Bond Market: Muted Activities in the Secondary Market
The secondary bond market was relatively quiet, as investors shifted their focus to the activities in the Primary Market Auction (PMA). Thus, the average bond yield climbed marginally by 1bp to settle at 18.85% (previously, 18.84%). Similarly, activities were bearish in the corporate bonds market, as the average yield on corporate bonds increased by 13bps to settle at 21.93% (previously, 21.80%).
In the Nigerian secondary Eurobonds, bullish sentiments continued. Investors’ demand remained steady as global market conditions showed signs of stabilisation and Fitch upgraded the country’s credit rating. Consequently, the average yields in the market declined by 31bps w/w to settle at 9.25% (previously 9.56%).
Looking ahead, we anticipate cautious trading activities to persist in the secondary bond market, as investors seek to capitalise on current yields amid a relatively stable monetary policy environment. Meanwhile, we expect the recent positive improvements in the global market to continue driving bullish sentiments among investors in the Nigerian Eurobonds market. While the overall outlook remains cautiously positive, global oil prices, the monetary policies of major economies, and domestic economic data will be key drivers of market sentiment in the week ahead.
Currency Market: Naira appreciated at the Official Market
Last week, the Naira appreciated by 208bps w/w at the official market to close at N1,553.12/$, from its previous close of N1,586.15$. Similarly, the Naira appreciated by 216bps at the parallel market to settle at N1,585.00/$ from its previous close of N1,620.00/$. Lastly, Nigeria’s external reserves fell by 36bps to settle at $38.327bn (previously, $38.467bn).
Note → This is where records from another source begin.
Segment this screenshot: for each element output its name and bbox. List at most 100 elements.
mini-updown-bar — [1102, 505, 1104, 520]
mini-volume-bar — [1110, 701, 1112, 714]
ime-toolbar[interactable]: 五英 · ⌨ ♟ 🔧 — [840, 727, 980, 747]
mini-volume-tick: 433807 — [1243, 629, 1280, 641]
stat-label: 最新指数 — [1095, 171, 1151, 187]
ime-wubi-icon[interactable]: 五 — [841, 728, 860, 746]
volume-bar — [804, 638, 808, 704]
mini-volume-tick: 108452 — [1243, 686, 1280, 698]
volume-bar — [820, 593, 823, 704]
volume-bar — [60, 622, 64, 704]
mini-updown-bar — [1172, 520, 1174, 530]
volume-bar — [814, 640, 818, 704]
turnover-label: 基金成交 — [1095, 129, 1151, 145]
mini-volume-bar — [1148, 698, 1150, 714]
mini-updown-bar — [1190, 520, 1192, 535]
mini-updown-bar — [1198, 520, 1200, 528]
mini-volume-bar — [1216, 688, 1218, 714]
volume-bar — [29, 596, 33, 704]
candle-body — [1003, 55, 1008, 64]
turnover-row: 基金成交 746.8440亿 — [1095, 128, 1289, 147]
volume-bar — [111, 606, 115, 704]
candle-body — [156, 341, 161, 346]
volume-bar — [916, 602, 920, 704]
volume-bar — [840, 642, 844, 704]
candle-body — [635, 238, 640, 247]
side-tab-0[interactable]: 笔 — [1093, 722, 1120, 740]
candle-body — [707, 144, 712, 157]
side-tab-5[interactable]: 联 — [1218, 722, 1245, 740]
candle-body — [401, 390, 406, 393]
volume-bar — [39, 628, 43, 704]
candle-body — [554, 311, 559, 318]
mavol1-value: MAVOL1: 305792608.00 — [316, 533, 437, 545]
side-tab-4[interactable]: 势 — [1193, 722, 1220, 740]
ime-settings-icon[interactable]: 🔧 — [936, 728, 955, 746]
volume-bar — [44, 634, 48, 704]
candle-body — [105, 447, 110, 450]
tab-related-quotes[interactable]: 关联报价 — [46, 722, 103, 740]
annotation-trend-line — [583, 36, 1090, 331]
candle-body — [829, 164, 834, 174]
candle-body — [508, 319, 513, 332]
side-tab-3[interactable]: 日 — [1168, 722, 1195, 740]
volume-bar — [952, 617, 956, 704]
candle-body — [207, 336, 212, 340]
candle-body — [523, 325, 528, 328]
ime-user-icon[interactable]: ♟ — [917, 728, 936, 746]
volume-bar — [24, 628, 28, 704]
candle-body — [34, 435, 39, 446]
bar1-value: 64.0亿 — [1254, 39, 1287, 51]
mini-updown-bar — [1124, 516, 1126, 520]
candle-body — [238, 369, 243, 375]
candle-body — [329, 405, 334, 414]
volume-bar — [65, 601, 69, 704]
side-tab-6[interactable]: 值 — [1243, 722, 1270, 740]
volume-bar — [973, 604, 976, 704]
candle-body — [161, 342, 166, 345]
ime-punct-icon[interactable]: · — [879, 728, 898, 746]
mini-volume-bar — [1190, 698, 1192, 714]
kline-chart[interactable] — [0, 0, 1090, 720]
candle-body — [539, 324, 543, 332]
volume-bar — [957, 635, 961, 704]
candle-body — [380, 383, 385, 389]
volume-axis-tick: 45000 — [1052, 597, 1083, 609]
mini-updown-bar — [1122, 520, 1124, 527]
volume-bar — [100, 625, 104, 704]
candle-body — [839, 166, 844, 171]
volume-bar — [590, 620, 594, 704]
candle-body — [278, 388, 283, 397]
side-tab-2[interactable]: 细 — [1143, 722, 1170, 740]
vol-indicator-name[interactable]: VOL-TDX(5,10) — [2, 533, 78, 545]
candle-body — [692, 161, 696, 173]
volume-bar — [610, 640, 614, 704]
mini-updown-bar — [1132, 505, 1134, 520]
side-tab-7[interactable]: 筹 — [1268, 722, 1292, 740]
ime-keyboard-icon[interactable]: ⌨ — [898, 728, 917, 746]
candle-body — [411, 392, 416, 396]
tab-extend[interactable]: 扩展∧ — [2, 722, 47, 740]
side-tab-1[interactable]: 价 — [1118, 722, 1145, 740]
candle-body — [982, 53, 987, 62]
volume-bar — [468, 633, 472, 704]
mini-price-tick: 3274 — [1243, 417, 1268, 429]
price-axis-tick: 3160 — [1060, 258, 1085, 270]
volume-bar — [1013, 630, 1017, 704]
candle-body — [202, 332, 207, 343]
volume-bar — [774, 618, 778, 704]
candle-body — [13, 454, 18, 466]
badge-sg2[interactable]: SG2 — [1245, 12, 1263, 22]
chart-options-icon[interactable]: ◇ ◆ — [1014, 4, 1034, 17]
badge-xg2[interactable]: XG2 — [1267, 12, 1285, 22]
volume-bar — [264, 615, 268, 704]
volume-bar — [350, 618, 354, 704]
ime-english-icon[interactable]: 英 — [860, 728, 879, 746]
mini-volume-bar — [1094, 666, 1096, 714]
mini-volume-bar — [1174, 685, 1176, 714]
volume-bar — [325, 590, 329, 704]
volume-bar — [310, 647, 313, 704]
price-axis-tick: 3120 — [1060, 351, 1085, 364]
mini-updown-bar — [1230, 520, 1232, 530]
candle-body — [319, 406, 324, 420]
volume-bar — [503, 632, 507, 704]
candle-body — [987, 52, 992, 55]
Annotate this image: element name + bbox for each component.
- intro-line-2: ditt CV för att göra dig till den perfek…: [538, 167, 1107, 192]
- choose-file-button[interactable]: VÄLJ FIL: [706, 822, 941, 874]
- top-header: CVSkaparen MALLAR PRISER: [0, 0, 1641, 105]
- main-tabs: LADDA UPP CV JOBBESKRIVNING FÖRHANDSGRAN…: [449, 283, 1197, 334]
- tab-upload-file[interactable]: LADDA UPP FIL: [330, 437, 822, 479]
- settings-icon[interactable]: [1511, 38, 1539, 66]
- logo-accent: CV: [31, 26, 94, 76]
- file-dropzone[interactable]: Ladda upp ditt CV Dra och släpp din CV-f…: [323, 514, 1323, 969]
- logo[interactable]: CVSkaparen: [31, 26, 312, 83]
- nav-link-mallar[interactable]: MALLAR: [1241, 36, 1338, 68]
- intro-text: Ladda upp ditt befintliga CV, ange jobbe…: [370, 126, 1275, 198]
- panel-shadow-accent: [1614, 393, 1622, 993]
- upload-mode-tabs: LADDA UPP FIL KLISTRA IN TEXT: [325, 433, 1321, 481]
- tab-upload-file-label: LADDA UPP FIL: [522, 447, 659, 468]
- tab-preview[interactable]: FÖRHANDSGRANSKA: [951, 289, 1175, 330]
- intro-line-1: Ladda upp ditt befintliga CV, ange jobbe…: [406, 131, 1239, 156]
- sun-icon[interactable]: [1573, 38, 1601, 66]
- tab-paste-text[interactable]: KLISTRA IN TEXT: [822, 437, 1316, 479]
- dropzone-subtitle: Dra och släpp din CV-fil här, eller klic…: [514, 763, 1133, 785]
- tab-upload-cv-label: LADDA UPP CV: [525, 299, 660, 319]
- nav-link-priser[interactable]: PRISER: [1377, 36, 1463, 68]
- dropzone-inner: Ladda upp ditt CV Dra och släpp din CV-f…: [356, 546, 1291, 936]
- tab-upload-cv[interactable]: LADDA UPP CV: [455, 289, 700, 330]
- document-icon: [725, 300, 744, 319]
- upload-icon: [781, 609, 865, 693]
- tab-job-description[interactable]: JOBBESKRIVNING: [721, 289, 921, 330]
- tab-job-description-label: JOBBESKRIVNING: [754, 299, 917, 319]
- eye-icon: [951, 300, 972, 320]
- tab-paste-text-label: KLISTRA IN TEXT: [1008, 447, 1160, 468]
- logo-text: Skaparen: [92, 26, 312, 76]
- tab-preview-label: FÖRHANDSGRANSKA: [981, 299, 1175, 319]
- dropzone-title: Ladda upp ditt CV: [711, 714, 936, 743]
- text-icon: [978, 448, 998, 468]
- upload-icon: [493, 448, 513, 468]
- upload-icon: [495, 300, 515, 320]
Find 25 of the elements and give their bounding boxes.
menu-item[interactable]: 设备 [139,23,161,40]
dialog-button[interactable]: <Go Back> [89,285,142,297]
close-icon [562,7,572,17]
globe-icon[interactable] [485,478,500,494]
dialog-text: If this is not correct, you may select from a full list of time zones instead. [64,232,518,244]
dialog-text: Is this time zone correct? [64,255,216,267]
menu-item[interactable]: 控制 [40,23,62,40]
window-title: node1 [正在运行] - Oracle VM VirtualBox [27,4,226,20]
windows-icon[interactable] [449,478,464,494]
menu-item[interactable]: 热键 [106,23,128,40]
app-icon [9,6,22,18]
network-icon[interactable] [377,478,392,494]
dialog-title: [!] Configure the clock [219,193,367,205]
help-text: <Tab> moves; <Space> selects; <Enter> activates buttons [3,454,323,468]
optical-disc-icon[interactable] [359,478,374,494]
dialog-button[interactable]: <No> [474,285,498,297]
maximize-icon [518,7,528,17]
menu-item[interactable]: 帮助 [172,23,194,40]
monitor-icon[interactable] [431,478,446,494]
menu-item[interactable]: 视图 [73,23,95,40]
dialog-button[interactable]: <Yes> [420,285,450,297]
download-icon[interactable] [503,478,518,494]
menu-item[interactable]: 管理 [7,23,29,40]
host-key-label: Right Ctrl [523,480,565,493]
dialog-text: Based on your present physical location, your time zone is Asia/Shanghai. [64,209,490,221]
This week, we expect the Naira to hover at current levels if there are no substantial shocks. We anticipate the CBN to continue to defend the Naira in the Foreign Exchange Market. Ultimately, CBN’s intervention would sustain the Naira at current levels with a possibility of marginal gains. Similarly, inflows from remittances and other FX earnings might support the Naira in the new week. However, legacy issues, debt service pressure, speculations, hoarding, insufficient supply of FX etc. would continue to weaken the Naira in the FX market.